The Princeton Chert flora contain a mixture of taxa that includes both thermophilic tropical elements such as the palm (Uhlia), as well as those associated with temperate climates today including Abies (fir), Larix  (larch),  Betula (birch), Fagus (beech), and Ulmus (elm).  Common taxa at Thomas Ranch include Ginkgo, Metasequoia (Dawn redwood), Sequoia (redwood), Abies, Pinus (pine), Acer (maple), Alnus (alder), Betula, Fagus, Sassafras (laurel family), Prunus (rose family), and Ulmus. One Mile Creek was noted for fossil remains of Tetracentron, a genus of flowering plant whose sole living species is Tetracentron sinense in southern China. The Falkland site contained fossils of Gingko, Pinus, Abies, Picea (spruce), and Sequoia, among others. Driftwood Canyon Provincial Park is known for its extremely well-preserved insects, but remains of two fossil birds, a fossil tapir, and a fossil hedgehog have also been found here. McAbee collections were dominated by leaves of Fagus, Ginkgo, and Sassafras, along with Trochodendron, a genus of flowering plants with one living species, Trochodendron aralioides, and six extinct species known from the fossil record. Whipsaw Creek was noted for evidence of insect herbivory in fossil plant leaves. Greenwood postulated that plants grown in elevated carbon dioxide atmospheres and warm temperatures tend to be nutritionally poorer, and well preserved Eocene fossil angiosperm leaves show considerable insect feeding damage to compensate for reduced nutrition.
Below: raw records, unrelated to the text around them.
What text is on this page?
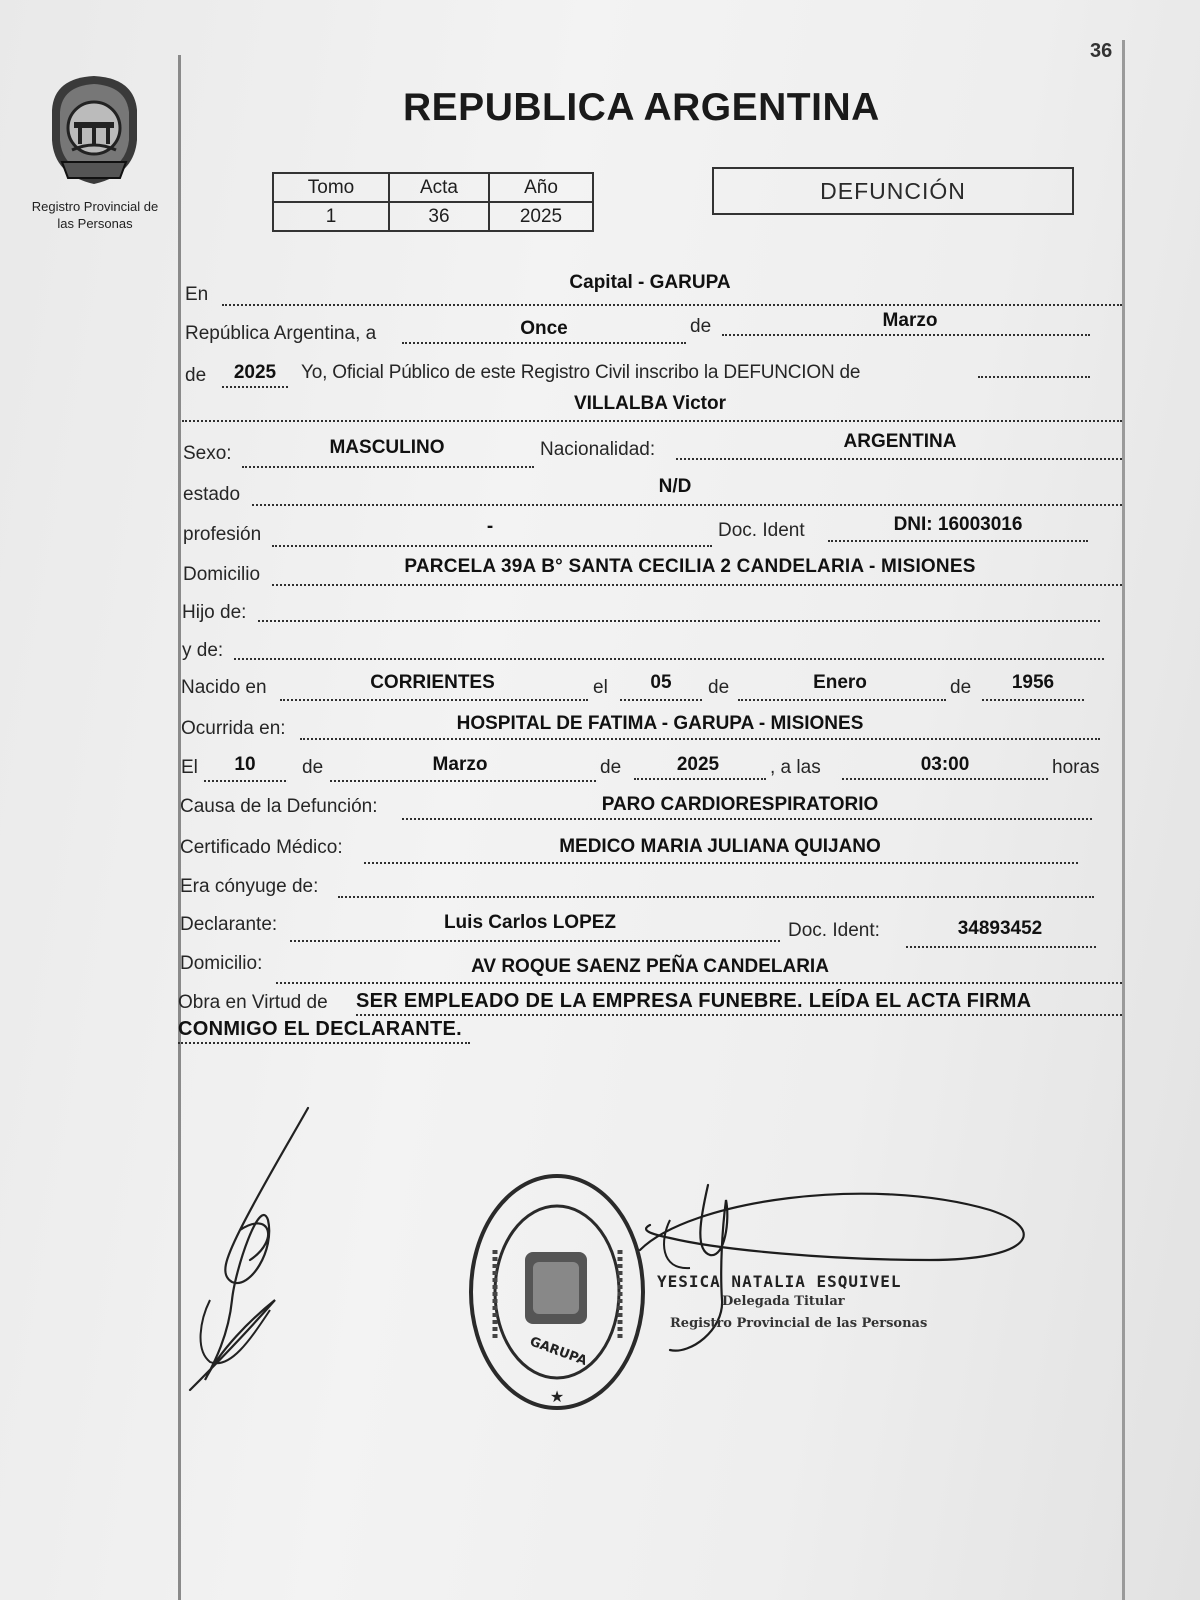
36
Registro Provincial de
las Personas
REPUBLICA ARGENTINA
Tomo	Acta	Año
1	36	2025
DEFUNCIÓN
En
Capital - GARUPA
República Argentina, a	Once	de	Marzo
de	2025	Yo, Oficial Público de este Registro Civil inscribo la DEFUNCION de
VILLALBA Victor
Sexo:	MASCULINO	Nacionalidad:	ARGENTINA
estado	N/D
profesión	-	Doc. Ident	DNI: 16003016
Domicilio	PARCELA 39A B° SANTA CECILIA 2 CANDELARIA - MISIONES
Hijo de:
y de:
Nacido en	CORRIENTES	el	05	de	Enero	de	1956
Ocurrida en:	HOSPITAL DE FATIMA - GARUPA - MISIONES
El	10	de	Marzo	de	2025	, a las	03:00	horas
Causa de la Defunción:	PARO CARDIORESPIRATORIO
Certificado Médico:	MEDICO MARIA JULIANA QUIJANO
Era cónyuge de:
Declarante:	Luis Carlos LOPEZ	Doc. Ident:	34893452
Domicilio:	AV ROQUE SAENZ PEÑA CANDELARIA
Obra en Virtud de SER EMPLEADO DE LA EMPRESA FUNEBRE. LEÍDA EL ACTA FIRMA
CONMIGO EL DECLARANTE.
GARUPA
★
YESICA NATALIA ESQUIVEL
Delegada Titular
Registro Provincial de las Personas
Consequently, insect herbivory can be used to investigate the net effects of increasing temperature and CO2 on plant–insect food webs over long time scales.

Reconstruction of tapir and hedgehog fossils found in Driftwood Canyon Provincial Park

Greenwood emphasized that paleobotanists attempt to reconstruct ancient ecosystems and biological communities, as well as undertake taxonomic classification and phylogenetic relationships of individual specimens. He pointed out that changes observed in Eocene strata over tens or hundreds of thousands of years correspond to ecological time periods as opposed to evolutionary time scales. He discussed some measures of fossil plant diversity, showing that assemblages consisted of a mix of broadleaf evergreen understory and deciduous canopy trees. Fossil sites were generally restricted to lake and coal swamp sediments, so the Eocene plant communities investigated were likely located at low points in the landscape where water was not a limiting factor for plant growth. While some conifer foliage may have been transported to these lakes via streams from nearby high points in the landscape, it is thought that the fossil assemblages represent the floristic composition of local vegetative communities. It was suggested that these Eocene forests exhibited a mean annual temperature of about 12 deg. C. and mean annual precipitation of approximately 100 cm/year. Greenwood also talked about new techniques employed in paleobotanical research, such as computed tomography (CT) scans of rock samples to illuminate plant structures such as leaves in fine detail and in three dimensions.

To conclude his informative presentation, Greenwood pointed out that Eocene plants and animals represent a striking example of a high-latitude “greenhouse” world during the warmest interval in all of Cenozoic time. As concern about the current global warming trends are heightened, such fossils will play an ever-important role in our understanding and ability to predict the future impacts of global warming on Earth’s life and environments.

For more information, see: David R. Greenwood, S. Bruce Archibald, Rolf W. Mathewes, and Patrick T. Moss. 2005. Fossil biotas from the Okanagan Highlands, southern British Columbia and northeastern Washington State: climates and ecosystems across an Eocene landscape. Can. J. Earth Sci. 42:167–185.